Measuring Employee Performance

Some of that information is now entering the personnel arena. In a climate of meager budgets and increasing enrollments, colleges are beginning to use dashboards to assess employee performance, including efficiency and productivity—factors that were not measured systematically in the past and could make academic hiring practices more rigorous. Ohio State University’s employee-measurement dashboard was one of three winners of the College and University Professional Association for Human Resources’ (CUPAHR) Sun- Gard Higher Education Innovation Awards last year, and wowed attendees at the 2009 CUPAHR conference.

Laura Gast, a senior systems manager at OSU who created the dashboard along with her colleague Kenneth Orr, points out that hard data is becoming the basis for all decisions in academia, including faculty hiring, compensation, and retirement. Before their first dashboard implementation, Gast and Orr were assigned to create a warehouse of faculty information, pulling together 10 years’ worth of demographic and salary data housed in several different databases and departments. “Once we did that, the next step was to show the data in a graphic format,” says Gast. Using Hyperion’s dashboard builder, she and her colleagues came up with a series of simple charts that allowed administrators to quickly assess faculty statistics and promotion and retirement trends—and factor them into strategic planning.

“As for productivity and accountability measures, we’re not there yet,” says Gast. But those are in the works, she adds, after she gathers more information about faculty research grants and teaching loads. “We do have plans to expand the data that are available, and we’re interested in predicting trends,” she says. “Right now the dashboard is restricted to faculty, but we’re creating an all-employee data warehouse and then an employee dashboard.”

Forecasting for the Future

For the moment, most campus dashboard developers have not tackled forecasting, but that’s also taking shape. At the University of Minnesota’s Veterinary Medical Center, Director of Informatics Laurel Schedin has just begun to experiment with iDashboards’ new Real-Time Analytics module, which allows projections based on live data feeds and userspecified parameters. A little more than two years ago, Schedin used iDashboards’ enterprise software to build dashboards that tracked such criteria as the number of incoming cases, students’ clinical competencies, faculty compliance with grading practices, and resource allocation. The new real-time module goes a step further by enabling “what if” scenarios, says Schedin. “You can actually ask, ‘What would happen to my lectures if I increased the number of students in each class?’ You can enter the parameters. You can figure out labor costs. You can dump everything into an Excel spreadsheet and do your own manipulation. The source data remain the same.”

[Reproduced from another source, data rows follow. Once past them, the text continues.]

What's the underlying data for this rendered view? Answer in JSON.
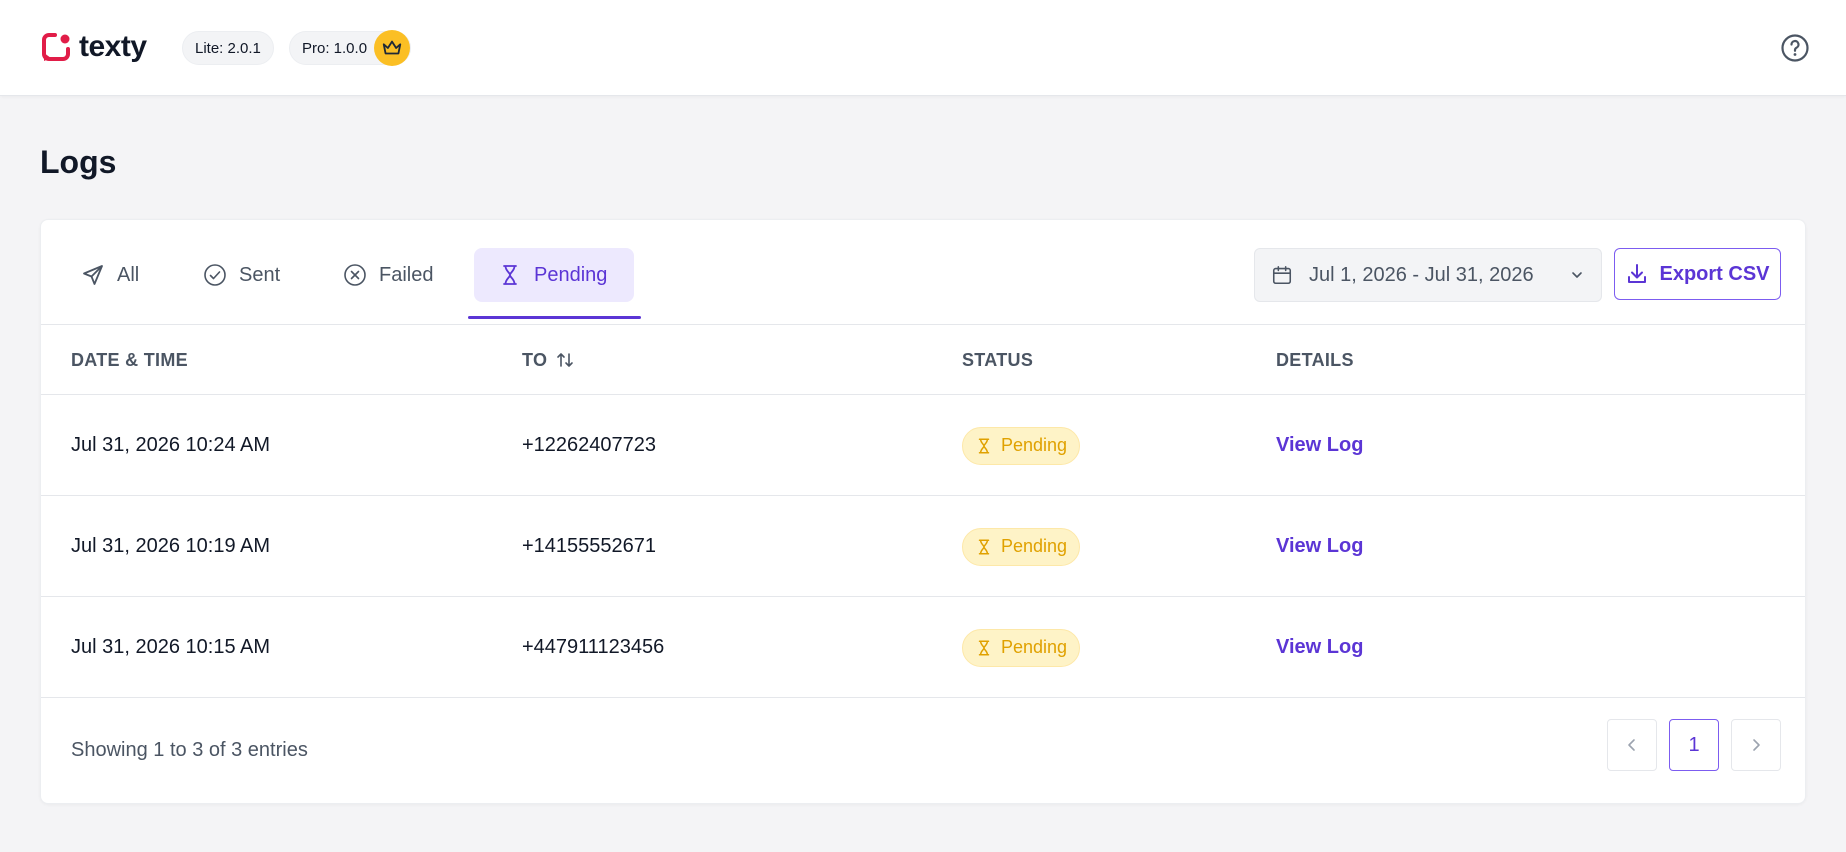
{
  "app": {
    "logo_text": "texty",
    "versions": {
      "lite": "Lite: 2.0.1",
      "pro": "Pro: 1.0.0"
    }
  },
  "page": {
    "title": "Logs"
  },
  "tabs": [
    {
      "label": "All",
      "icon": "send-icon"
    },
    {
      "label": "Sent",
      "icon": "check-circle-icon"
    },
    {
      "label": "Failed",
      "icon": "x-circle-icon"
    },
    {
      "label": "Pending",
      "icon": "hourglass-icon",
      "active": true
    }
  ],
  "filters": {
    "date_range": "Jul 1, 2026 - Jul 31, 2026",
    "export_label": "Export CSV"
  },
  "table": {
    "headers": {
      "date": "DATE & TIME",
      "to": "TO",
      "status": "STATUS",
      "details": "DETAILS"
    },
    "rows": [
      {
        "date": "Jul 31, 2026 10:24 AM",
        "to": "+12262407723",
        "status": "Pending",
        "details": "View Log"
      },
      {
        "date": "Jul 31, 2026 10:19 AM",
        "to": "+14155552671",
        "status": "Pending",
        "details": "View Log"
      },
      {
        "date": "Jul 31, 2026 10:15 AM",
        "to": "+447911123456",
        "status": "Pending",
        "details": "View Log"
      }
    ]
  },
  "pagination": {
    "summary": "Showing 1 to 3 of 3 entries",
    "current_page": "1"
  },
  "colors": {
    "brand": "#e11d48",
    "accent": "#5b35d5",
    "pending": "#e0a100",
    "crown": "#fbbf24"
  }
}
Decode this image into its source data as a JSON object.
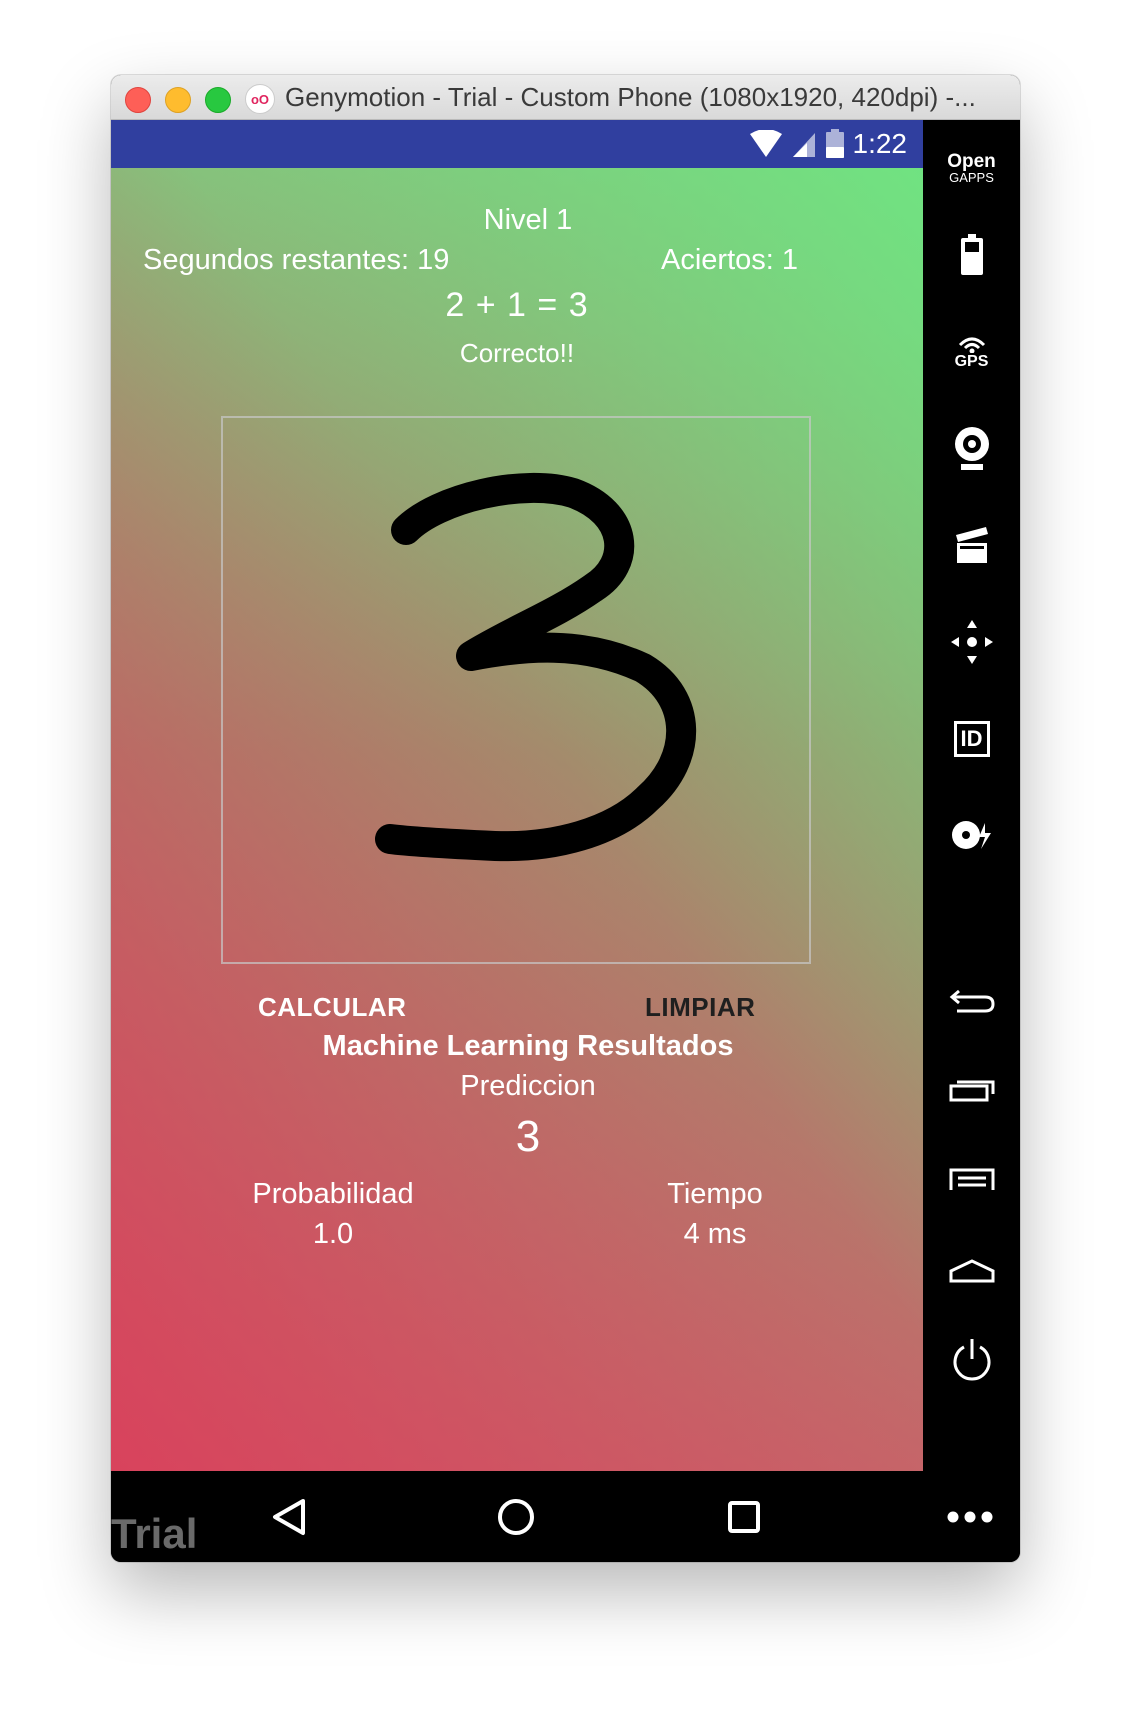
{
  "window": {
    "title": "Genymotion - Trial - Custom Phone (1080x1920, 420dpi) -...",
    "app_icon": "genymotion-icon"
  },
  "status_bar": {
    "time": "1:22",
    "icons": [
      "wifi-icon",
      "signal-icon",
      "battery-icon"
    ],
    "color": "#303f9f"
  },
  "game": {
    "level": "Nivel 1",
    "seconds_remaining": "Segundos restantes: 19",
    "hits": "Aciertos: 1",
    "equation": "2 + 1 = 3",
    "feedback": "Correcto!!",
    "drawn_digit": "3"
  },
  "buttons": {
    "calculate": "CALCULAR",
    "clear": "LIMPIAR"
  },
  "results": {
    "heading": "Machine Learning Resultados",
    "prediction_label": "Prediccion",
    "prediction_value": "3",
    "probability_label": "Probabilidad",
    "probability_value": "1.0",
    "time_label": "Tiempo",
    "time_value": "4 ms"
  },
  "sidebar": {
    "open_gapps_line1": "Open",
    "open_gapps_line2": "GAPPS",
    "gps_label": "GPS",
    "id_label": "ID",
    "items": [
      "open-gapps-icon",
      "battery-widget-icon",
      "gps-icon",
      "webcam-icon",
      "media-clapper-icon",
      "dpad-icon",
      "identifiers-icon",
      "disk-io-icon",
      "back-icon",
      "recent-apps-icon",
      "menu-icon",
      "home-icon",
      "power-icon",
      "more-icon"
    ]
  },
  "nav_bar": {
    "trial_watermark": "Trial",
    "icons": [
      "back-triangle-icon",
      "home-circle-icon",
      "recents-square-icon"
    ]
  },
  "colors": {
    "gradient_top": "#6fe28a",
    "gradient_bottom": "#dc4158",
    "text": "#ffffff",
    "clear_button_text": "#1f1f1f"
  }
}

For all its sophistication, though, dashboard technology works best when it remains behind the scenes. It’s possible to go overboard with the visual “bling” and defeat the very purpose of dashboards—simplicity. The high cost of most dashboard software (estimates are in the five figures for two to five users) makes it essential to use it with an eye to return on investment. In most cases, that means not wasting resources on creating flashy graphic displays. OSU’s Gast points out that dashboards are most effective when their design is uncluttered; a simple chart or graph may look elementary but contain a wealth of underlying data. OSU’s faculty dashboard “comes up as a dashboard, but with a couple of clicks it takes you to pivot tables that can be manipulated,” she says. “You can add other pieces of information; move the pivot table around; add fields or remove fields; drill down to the level of the individual faculty member.”

Tracey of ASR Analytics reminds college administrators that a dashboard is essentially a call to action. “Simplest is best,” he advises. “Don’t go nuts over the display. There is a disconnect between what people think they want and what they need. All you need is an alert to take action.”